Small as an Elephant - Jennifer Richard Jacobson [15]
“It’s Labor Day!” he shouted, as if his mom was right there and could hear him. Labor Day meant not only that all the libraries were closed, but also that his vacation, even if it hadn’t officially started, was almost officially over. Tomorrow was supposed to be his first day back at Curley Middle School. His mom had promised they would stop on the way home and buy the supplies he needed: new sneakers, binders, maybe even one of those electronic spell-checkers. No problem, she had said. Everything would be cheaper in Maine.
This time he threw his backpack at a tree, but the strap caught on his pinky finger. The pain was excruciating.
He sat down on the grass and held his hand against his belly.
He hated to accept it, but his pinky was probably broken. He had broken a toe once — banged it at the swimming pool near where his best friend, Nina, lived. As he’d hobbled to the doctor’s office, Jack’s mom had told him elephant jokes.
“Who does an elephant call when he breaks his toe?”
“Who?”
“The tow truck.”
That joke was so bad, Mom had probably made it up.
Jack closed his eyes and pictured a herd of elephants on the savanna. Walking in a long line or playing at a water hole. Why hadn’t he been born an elephant? He pictured himself playing with other elephants, spraying them with water from his trunk.
But he wasn’t an elephant, and he was not going to find his mother by lying on the lawn of the Jesup Memorial Library.
Dragging himself back to the town center, Jack recalled that Bar Harbor had lots of the types of shops and restaurants his mother would like. Which again made him hopeful; it would be like her to get waylaid in a place that had so many unusual things to see: tourmaline jewels, hand-painted sea chests, blueberry syrup. He might just walk into a shop and see her there.
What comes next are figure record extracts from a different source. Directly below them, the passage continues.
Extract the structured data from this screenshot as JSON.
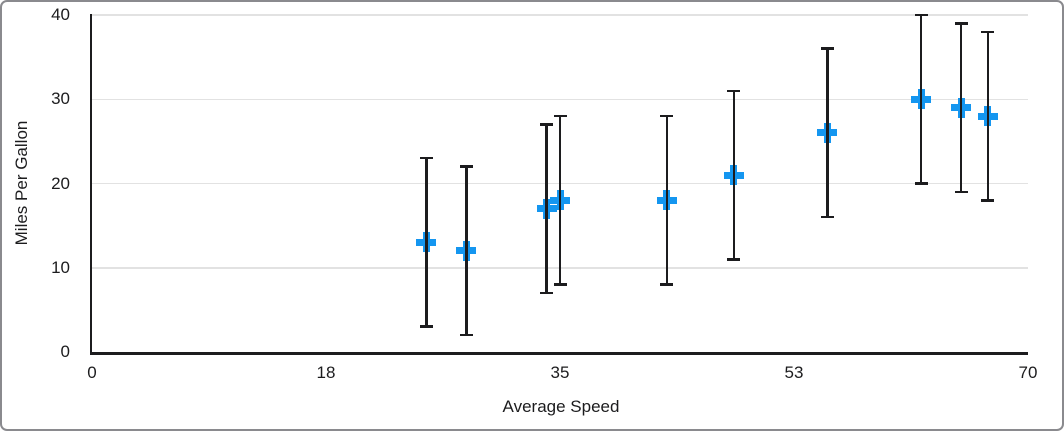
{
  "chart_data": {
    "type": "scatter",
    "title": "",
    "xlabel": "Average Speed",
    "ylabel": "Miles Per Gallon",
    "xlim": [
      0,
      70
    ],
    "ylim": [
      0,
      40
    ],
    "grid": "horizontal-only",
    "legend": "none",
    "x_ticks": [
      {
        "value": 0,
        "label": "0"
      },
      {
        "value": 17.5,
        "label": "18"
      },
      {
        "value": 35,
        "label": "35"
      },
      {
        "value": 52.5,
        "label": "53"
      },
      {
        "value": 70,
        "label": "70"
      }
    ],
    "y_ticks": [
      {
        "value": 0,
        "label": "0"
      },
      {
        "value": 10,
        "label": "10"
      },
      {
        "value": 20,
        "label": "20"
      },
      {
        "value": 30,
        "label": "30"
      },
      {
        "value": 40,
        "label": "40"
      }
    ],
    "series": [
      {
        "name": "Miles Per Gallon",
        "marker": "plus",
        "points": [
          {
            "x": 25,
            "y": 13,
            "error_minus": 10,
            "error_plus": 10
          },
          {
            "x": 28,
            "y": 12,
            "error_minus": 10,
            "error_plus": 10
          },
          {
            "x": 34,
            "y": 17,
            "error_minus": 10,
            "error_plus": 10
          },
          {
            "x": 35,
            "y": 18,
            "error_minus": 10,
            "error_plus": 10
          },
          {
            "x": 43,
            "y": 18,
            "error_minus": 10,
            "error_plus": 10
          },
          {
            "x": 48,
            "y": 21,
            "error_minus": 10,
            "error_plus": 10
          },
          {
            "x": 55,
            "y": 26,
            "error_minus": 10,
            "error_plus": 10
          },
          {
            "x": 62,
            "y": 30,
            "error_minus": 10,
            "error_plus": 10
          },
          {
            "x": 65,
            "y": 29,
            "error_minus": 10,
            "error_plus": 10
          },
          {
            "x": 67,
            "y": 28,
            "error_minus": 10,
            "error_plus": 10
          }
        ]
      }
    ],
    "colors": {
      "marker": "#1496F0",
      "error_bar": "#1C1C1E",
      "axis": "#1C1C1E",
      "gridline": "#E2E2E2",
      "text": "#1C1C1E",
      "background": "#FFFFFF",
      "frame_border": "#8A8A8E"
    }
  }
}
Jack knew that it wasn’t supposed to be this way. That a mother wasn’t supposed to go off without telling her kid . . . and that her kid wasn’t supposed to be able to walk into a store and find her there coincidentally. He wished that things were different. That he could be the one hanging out in a store and that his mom would be the one to pop in and say, “What are you doing in here, Jack? I’ve been looking all over for you!”
Once, Nina had asked him why he was alone so much, and he had tried to tell her — tell her about his mom’s pinwheel times. How sometimes the air felt so still to her, like there wasn’t any oxygen or breezes to be found. These times made his mom so prickly, she could hardly sit still. And she crabbed a lot. So sometimes she stayed away because she didn’t think it was fair that she was being mean.
But then the wind would come, the air would be light, and she could, well, float! And even though the world looked the same to him, his mom said she could see things, magical things: lit pathways in the sky, a spiderweb that connected all living things. “You are connected to the elephants, Jack,” she’d say. Once, during a spinning time, she’d brought home every single flavor of ice cream the store had, and they’d done a taste test. (Ben and Jerry’s Chunky Monkey was the best.)
Another time, she kept asking him, “What is the rarest color?” Jack had done a Google search, but he could only find answers to questions like, What is the rarest eye color? (green), and, What is the rarest color of geckos? (no one agrees). So he and his mother went to OfficeMax (where there would be lots and lots of little items) and began tallying the number of times they saw each color. The noncolors — black, white, and gray — were everywhere. Fuchsia and lime green were kind of rare, but the rarest of all was a brownish purple his mother named sunken treasure. From then on, they had searched for objects that were this rare color — more red than blue, more brown than red. It was weird: Once he knew this color existed, he yearned for it. And he felt stupidly happy when he saw it somewhere — in the bark of a tree, or in a picture in his social studies book.